Friday, July 17, 2015

July 17 2015. Greece has long been a pretty screwed up economy. Once again, U.S.banks—are seriously complicit. Once again, they are getting off scot-free.

WHY ARE WE SO RELUCTANT TO GET TO GRIPS WITH THE TRULY CATASTROPHIC CONSEQUENCES OF FINANCIALISATION?

VICTOR - SHOT BY MICK - WEBSITE 1

PARTLY, BECAUSE SUCH CORPORATIONS HAVE A GREAT DEAL OF CONTROL OVER US—AND WE ARE AFRAID. 

Partly, because getting to grips with financialization takes some work—and a great many of us are intellectually lazy. We might (or might not) put in the hours at work—almost certainly disengaged (if the statistics are to be believed)—but that’s our limit.After that, we seek escape, distraction, and pleasure. 

Taking the time—free time away from the job—to understand how we are being ripped off at just about every conceivable level by the financial industry seems too much like a stressful slog. And no salary is attached. And we deserve some relaxation time—don’t we?

The following is from a Robert Reich mailer.

People seem to forget that the Greek debt crisis—which is becoming a European and even possibly a world economic crisis—grew out of a deal with Goldman Sachs, engineered by Goldman's Lloyd Blankfein.

Several years ago, Blankfein and his Goldman team helped Greece hide the true extent of its debt—and in the process almost doubled it. When the first debt deal was struck in 2001, Greece owed about 600 million euros ($793 million) more than the 2.8 billion euros it had borrowed. Goldman then cooked up an off-the-books derivative for Greece that disguised the shortfall but increased the government's losses to 5.1 billion euros.

In 2005, the deal was restructured and the 5.1 billion euro debt was locked in. After that, Goldman and the rest of Wall Street pulled the global economy to its knees—whacking Greece even harder.

Undoubtedly, Greece suffers from years of corruption and tax avoidance by its wealthy. But Goldman Sachs isn't exactly innocent. It padded its profits by catastrophically leveraging up the global economy with secret, off-balance-sheet debt deals.

Did any of its executives ever go to jail? Of course not. They all got fat bonuses and promotions. Blankfein, now CEO, raked in $24 million in 2014 alone. Meanwhile, the people of Greece struggle to buy medicine and food.

Economists Thomas Piketty and Jeffrey Sachs also have weighed in, writing in The Nation that the results of European austerity in Greece have hit the vulnerable the worst—"40 percent of children now live in poverty, infant mortality is sky-rocketing and youth unemployment is close to 50 percent."1

Debt restructuring must be part of any solution for economic reforms in Greece.
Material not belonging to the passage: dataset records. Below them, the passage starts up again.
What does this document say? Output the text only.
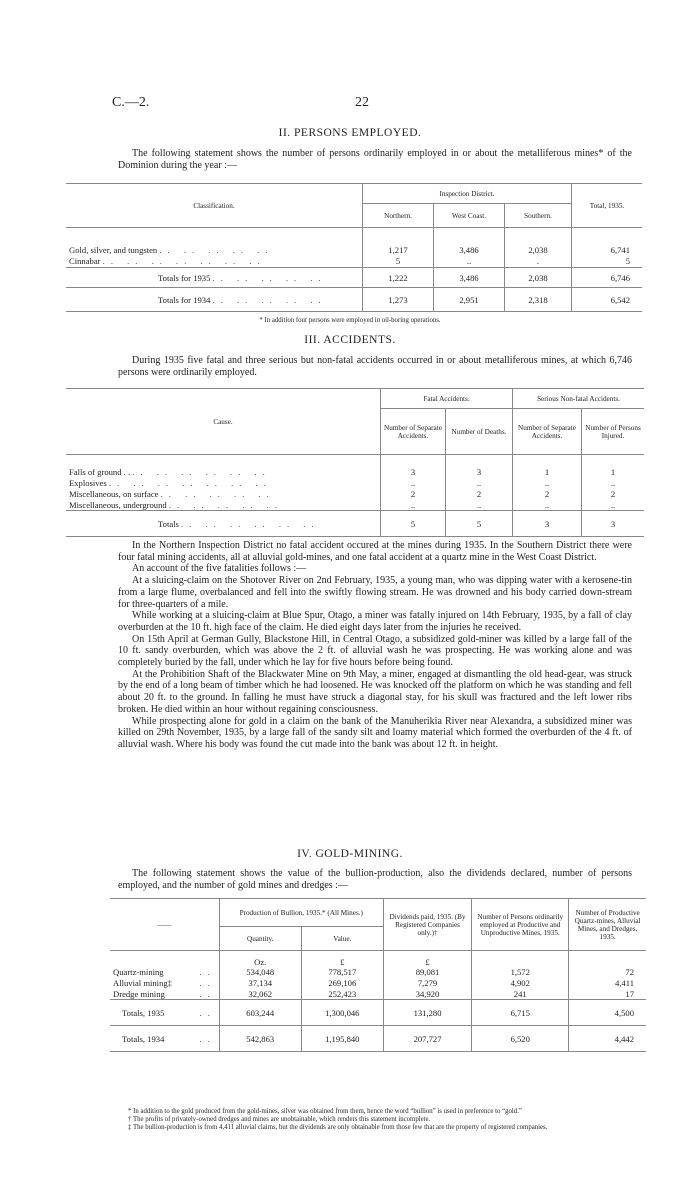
C.—2.	22
II. PERSONS EMPLOYED.

The following statement shows the number of persons ordinarily employed in or about the metalliferous mines* of the Dominion during the year :—

Classification.	Inspection District.			Total, 1935.
	Northern.	West Coast.	Southern.	

Gold, silver, and tungsten .. .. .. .. ..	1,217	3,486	2,038	6,741
Cinnabar .. .. .. .. .. .. ..	5	..	.	5
Totals for 1935 .. .. .. .. ..	1,222	3,486	2,038	6,746
Totals for 1934 .. .. .. .. ..	1,273	2,951	2,318	6,542
* In addition four persons were employed in oil-boring operations.
III. ACCIDENTS.

During 1935 five fatal and three serious but non-fatal accidents occurred in or about metalliferous mines, at which 6,746 persons were ordinarily employed.

Cause.	Fatal Accidents.		Serious Non-fatal Accidents.	
	Number of Separate Accidents.	Number of Deaths.	Number of Separate Accidents.	Number of Persons Injured.

Falls of ground . . .. .. .. .. .. ..	3	3	1	1
Explosives .. .. .. .. .. .. ..	..	..	..	..
Miscellaneous, on surface .. .. .. .. ..	2	2	2	2
Miscellaneous, underground .. .. .. .. ..	..	..	..	..
Totals .. .. .. .. .. ..	5	5	3	3

In the Northern Inspection District no fatal accident occured at the mines during 1935. In the Southern District there were four fatal mining accidents, all at alluvial gold-mines, and one fatal accident at a quartz mine in the West Coast District.

An account of the five fatalities follows :—

At a sluicing-claim on the Shotover River on 2nd February, 1935, a young man, who was dipping water with a kerosene-tin from a large flume, overbalanced and fell into the swiftly flowing stream. He was drowned and his body carried down-stream for three-quarters of a mile.

While working at a sluicing-claim at Blue Spur, Otago, a miner was fatally injured on 14th February, 1935, by a fall of clay overburden at the 10 ft. high face of the claim. He died eight days later from the injuries he received.

On 15th April at German Gully, Blackstone Hill, in Central Otago, a subsidized gold-miner was killed by a large fall of the 10 ft. sandy overburden, which was above the 2 ft. of alluvial wash he was prospecting. He was working alone and was completely buried by the fall, under which he lay for five hours before being found.

At the Prohibition Shaft of the Blackwater Mine on 9th May, a miner, engaged at dismantling the old head-gear, was struck by the end of a long beam of timber which he had loosened. He was knocked off the platform on which he was standing and fell about 20 ft. to the ground. In falling he must have struck a diagonal stay, for his skull was fractured and the left lower ribs broken. He died within an hour without regaining consciousness.

While prospecting alone for gold in a claim on the bank of the Manuherikia River near Alexandra, a subsidized miner was killed on 29th November, 1935, by a large fall of the sandy silt and loamy material which formed the overburden of the 4 ft. of alluvial wash. Where his body was found the cut made into the bank was about 12 ft. in height.

IV. GOLD-MINING.

The following statement shows the value of the bullion-production, also the dividends declared, number of persons employed, and the number of gold mines and dredges :—

——	Production of Bullion, 1935.* (All Mines.)		Dividends paid, 1935. (By Registered Companies only.)†	Number of Persons ordinarily employed at Productive and Unproductive Mines, 1935.	Number of Productive Quartz-mines, Alluvial Mines, and Dredges, 1935.
	Quantity.	Value.			
	Oz.	£	£		
Quartz-mining ..	534,048	778,517	89,081	1,572	72
Alluvial mining‡ ..	37,134	269,106	7,279	4,902	4,411
Dredge mining ..	32,062	252,423	34,920	241	17
Totals, 1935 ..	603,244	1,300,046	131,280	6,715	4,500
Totals, 1934 ..	542,863	1,195,840	207,727	6,520	4,442
* In addition to the gold produced from the gold-mines, silver was obtained from them, hence the word “bullion” is used in preference to “gold.”
† The profits of privately-owned dredges and mines are unobtainable, which renders this statement incomplete.
‡ The bullion-production is from 4,411 alluvial claims, but the dividends are only obtainable from those few that are the property of registered companies.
But instead of doing that, the European powers have made eleventh-hour, draconian demands: slash pensions, privatize even more core state functions, and attack unions and workers' collective bargaining rights.2

All of this is connected, folks, and the sooner we wise up to the fact the better. Much as our pension funds are ravaged through excessive fees, and our cities are tied into complex financial schemes at egregious costs, so are entire countries pillaged. Greece is such a one. There are, and will be, others. 

We are dealing with predators—who need to be treated as such. Terrorism is a nuisance, but not the problem. Financialization certainly is.